Tandaseru – Gabungan serikat buruh yang tergabung dalam Persatuan Buruh Kota Ternate, Federasi Serikat Buruh Persatuan Indonesia (FSBPI), dan Konfederasi Persatuan Buruh Indonesia (KPBI) menuntut Pemerintah Provinsi Maluku Utara untuk segera menaikkan Upah Minimum Provinsi (UMP) sebesar 15 persen. Tuntutan ini muncul sebagai respons atas kontradiksi antara pertumbuhan ekonomi Maluku Utara yang mencapai 32,9% dengan kondisi kesejahteraan pekerja yang dinilai masih jalan di tempat.

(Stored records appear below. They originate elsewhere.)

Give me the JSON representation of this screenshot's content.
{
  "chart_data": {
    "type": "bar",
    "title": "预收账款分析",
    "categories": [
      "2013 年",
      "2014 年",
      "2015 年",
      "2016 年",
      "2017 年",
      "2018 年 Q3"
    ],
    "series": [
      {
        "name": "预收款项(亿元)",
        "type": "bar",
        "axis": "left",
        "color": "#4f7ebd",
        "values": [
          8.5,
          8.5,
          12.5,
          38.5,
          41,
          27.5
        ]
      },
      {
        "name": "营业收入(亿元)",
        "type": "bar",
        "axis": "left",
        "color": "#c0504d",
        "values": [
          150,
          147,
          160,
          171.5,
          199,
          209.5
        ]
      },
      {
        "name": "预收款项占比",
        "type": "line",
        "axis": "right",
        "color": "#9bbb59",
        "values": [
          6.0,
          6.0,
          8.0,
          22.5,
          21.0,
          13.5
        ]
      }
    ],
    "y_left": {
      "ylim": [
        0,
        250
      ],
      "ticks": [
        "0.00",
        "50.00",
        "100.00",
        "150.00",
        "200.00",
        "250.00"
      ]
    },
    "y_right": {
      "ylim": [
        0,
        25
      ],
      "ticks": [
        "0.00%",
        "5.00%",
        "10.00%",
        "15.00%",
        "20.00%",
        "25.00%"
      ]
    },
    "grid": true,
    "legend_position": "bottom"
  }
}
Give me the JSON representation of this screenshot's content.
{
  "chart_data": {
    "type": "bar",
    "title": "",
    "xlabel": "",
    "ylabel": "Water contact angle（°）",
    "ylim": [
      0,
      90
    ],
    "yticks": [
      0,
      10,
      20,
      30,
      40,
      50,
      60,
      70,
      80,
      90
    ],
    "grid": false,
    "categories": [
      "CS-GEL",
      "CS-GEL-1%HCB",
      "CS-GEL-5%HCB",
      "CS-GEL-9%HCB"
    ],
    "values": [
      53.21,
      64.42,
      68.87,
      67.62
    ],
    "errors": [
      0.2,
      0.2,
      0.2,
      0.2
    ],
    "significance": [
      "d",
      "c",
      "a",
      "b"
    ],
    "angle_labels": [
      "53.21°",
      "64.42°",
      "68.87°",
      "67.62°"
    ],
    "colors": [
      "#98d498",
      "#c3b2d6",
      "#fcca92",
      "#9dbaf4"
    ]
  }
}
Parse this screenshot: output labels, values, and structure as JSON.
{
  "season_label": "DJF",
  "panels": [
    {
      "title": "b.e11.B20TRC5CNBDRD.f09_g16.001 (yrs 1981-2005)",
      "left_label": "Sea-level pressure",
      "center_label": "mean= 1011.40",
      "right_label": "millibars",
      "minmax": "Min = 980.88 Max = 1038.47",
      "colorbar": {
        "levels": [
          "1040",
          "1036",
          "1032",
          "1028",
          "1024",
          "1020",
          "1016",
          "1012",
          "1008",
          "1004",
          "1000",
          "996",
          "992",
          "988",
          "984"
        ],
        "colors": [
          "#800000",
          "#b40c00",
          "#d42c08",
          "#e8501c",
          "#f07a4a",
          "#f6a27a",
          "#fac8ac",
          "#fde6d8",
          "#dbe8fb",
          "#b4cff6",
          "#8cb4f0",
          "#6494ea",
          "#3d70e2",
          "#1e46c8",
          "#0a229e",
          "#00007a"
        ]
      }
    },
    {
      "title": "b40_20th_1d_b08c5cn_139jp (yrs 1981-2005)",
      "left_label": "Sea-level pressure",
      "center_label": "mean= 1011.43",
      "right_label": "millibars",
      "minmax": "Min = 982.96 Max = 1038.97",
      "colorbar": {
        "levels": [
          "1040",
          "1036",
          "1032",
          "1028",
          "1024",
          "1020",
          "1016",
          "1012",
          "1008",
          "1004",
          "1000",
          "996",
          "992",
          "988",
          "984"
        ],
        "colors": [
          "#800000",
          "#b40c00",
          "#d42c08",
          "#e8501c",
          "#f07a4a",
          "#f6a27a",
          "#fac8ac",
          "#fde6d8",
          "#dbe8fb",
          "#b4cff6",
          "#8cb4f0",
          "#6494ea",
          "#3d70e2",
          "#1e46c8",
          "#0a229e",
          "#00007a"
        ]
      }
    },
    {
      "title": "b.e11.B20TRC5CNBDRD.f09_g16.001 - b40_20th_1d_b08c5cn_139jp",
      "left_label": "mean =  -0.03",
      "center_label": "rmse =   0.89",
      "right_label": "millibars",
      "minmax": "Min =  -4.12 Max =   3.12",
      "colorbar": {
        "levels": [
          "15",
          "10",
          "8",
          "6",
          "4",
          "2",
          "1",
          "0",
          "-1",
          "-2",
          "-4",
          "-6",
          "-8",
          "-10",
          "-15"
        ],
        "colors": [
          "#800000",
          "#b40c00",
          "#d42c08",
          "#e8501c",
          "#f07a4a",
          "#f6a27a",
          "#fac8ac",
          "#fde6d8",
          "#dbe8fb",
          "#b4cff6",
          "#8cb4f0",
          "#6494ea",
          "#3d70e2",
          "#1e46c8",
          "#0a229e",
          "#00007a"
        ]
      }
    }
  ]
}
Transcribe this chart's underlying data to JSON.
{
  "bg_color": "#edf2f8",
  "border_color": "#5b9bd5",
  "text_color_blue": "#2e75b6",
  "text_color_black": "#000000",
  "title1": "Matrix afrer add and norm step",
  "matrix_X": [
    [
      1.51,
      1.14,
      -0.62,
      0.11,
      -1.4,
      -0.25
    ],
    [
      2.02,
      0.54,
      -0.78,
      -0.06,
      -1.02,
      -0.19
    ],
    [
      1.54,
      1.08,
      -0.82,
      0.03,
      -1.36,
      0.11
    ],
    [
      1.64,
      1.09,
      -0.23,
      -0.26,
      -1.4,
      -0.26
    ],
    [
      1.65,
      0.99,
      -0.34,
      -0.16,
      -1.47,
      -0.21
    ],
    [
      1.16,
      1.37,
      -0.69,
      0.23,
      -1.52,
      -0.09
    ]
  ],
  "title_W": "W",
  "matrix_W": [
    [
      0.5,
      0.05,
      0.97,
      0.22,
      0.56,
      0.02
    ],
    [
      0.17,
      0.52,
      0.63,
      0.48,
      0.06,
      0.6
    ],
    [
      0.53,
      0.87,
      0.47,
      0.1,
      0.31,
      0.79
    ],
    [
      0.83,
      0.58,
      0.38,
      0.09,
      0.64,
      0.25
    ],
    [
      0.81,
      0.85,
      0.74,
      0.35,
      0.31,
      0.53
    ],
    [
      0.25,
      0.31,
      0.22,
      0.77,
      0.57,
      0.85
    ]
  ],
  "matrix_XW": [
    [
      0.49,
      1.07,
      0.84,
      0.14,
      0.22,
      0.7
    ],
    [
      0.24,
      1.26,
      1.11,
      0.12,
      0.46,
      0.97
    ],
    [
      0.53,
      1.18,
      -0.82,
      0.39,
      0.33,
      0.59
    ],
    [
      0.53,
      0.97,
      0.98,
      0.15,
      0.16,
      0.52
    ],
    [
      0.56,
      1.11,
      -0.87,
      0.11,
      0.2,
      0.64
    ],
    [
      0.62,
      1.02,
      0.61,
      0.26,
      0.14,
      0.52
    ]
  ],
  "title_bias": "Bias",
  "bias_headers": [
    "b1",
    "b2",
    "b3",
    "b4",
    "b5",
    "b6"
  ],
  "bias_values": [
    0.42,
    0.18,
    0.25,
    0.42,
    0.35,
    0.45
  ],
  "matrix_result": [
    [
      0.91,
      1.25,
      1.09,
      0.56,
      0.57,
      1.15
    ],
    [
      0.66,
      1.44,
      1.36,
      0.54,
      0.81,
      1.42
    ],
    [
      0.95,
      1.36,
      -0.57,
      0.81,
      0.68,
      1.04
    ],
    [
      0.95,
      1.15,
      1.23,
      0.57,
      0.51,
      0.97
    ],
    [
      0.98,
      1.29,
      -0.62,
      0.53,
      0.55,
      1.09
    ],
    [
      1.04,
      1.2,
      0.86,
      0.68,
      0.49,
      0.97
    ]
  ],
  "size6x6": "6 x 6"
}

Ketua Dewan Pengurus Kota Persatuan Serikat Buruh Kota Ternate, Muhammad Kasir Hadi, menegaskan bahwa lonjakan ekonomi yang didominasi sektor pertambangan tersebut merupakan hasil keringat ribuan buruh yang menghadapi risiko kerja tinggi.
“Pertumbuhan ekonomi 32,9% adalah angka yang spektakuler, namun buruh sebagai motor penggeraknya belum menikmati hasil yang adil. Kami mendesak kenaikan upah minimal 15% sebagai bentuk keadilan atas jerih payah para pekerja,” ujar Kasir dalam pernyataan resminya, Rabu (17/12/2025).
Menurutnya, kenaikan harga bahan pokok dan biaya hidup saat ini telah menggerus daya beli buruh secara signifikan. Ia menilai angka pertumbuhan daerah tidak akan berarti jika para pelaku utamanya masih terjebak dalam siklus hidup yang pas-pasan.
Senada dengan hal tersebut, Wakil Ketua Umum DPN FSBPI, Hartati Balasteng, menambahkan bahwa kenaikan upah 15% bukan sekadar beban bagi pengusaha, melainkan investasi.
“Uang yang diterima buruh akan mengalir kembali ke pasar lokal dan usaha mikro, sehingga menciptakan siklus ekonomi yang lebih sehat dan inklusif di Maluku Utara,” jelasnya.
Selain menuntut kenaikan upah, gabungan serikat buruh ini juga menyampaikan delapan poin pernyataan sikap lainnya kepada pemerintah, di antaranya:
• Penyusunan regulasi: Mendesak pengesahan UU Ketenagakerjaan yang pro-buruh.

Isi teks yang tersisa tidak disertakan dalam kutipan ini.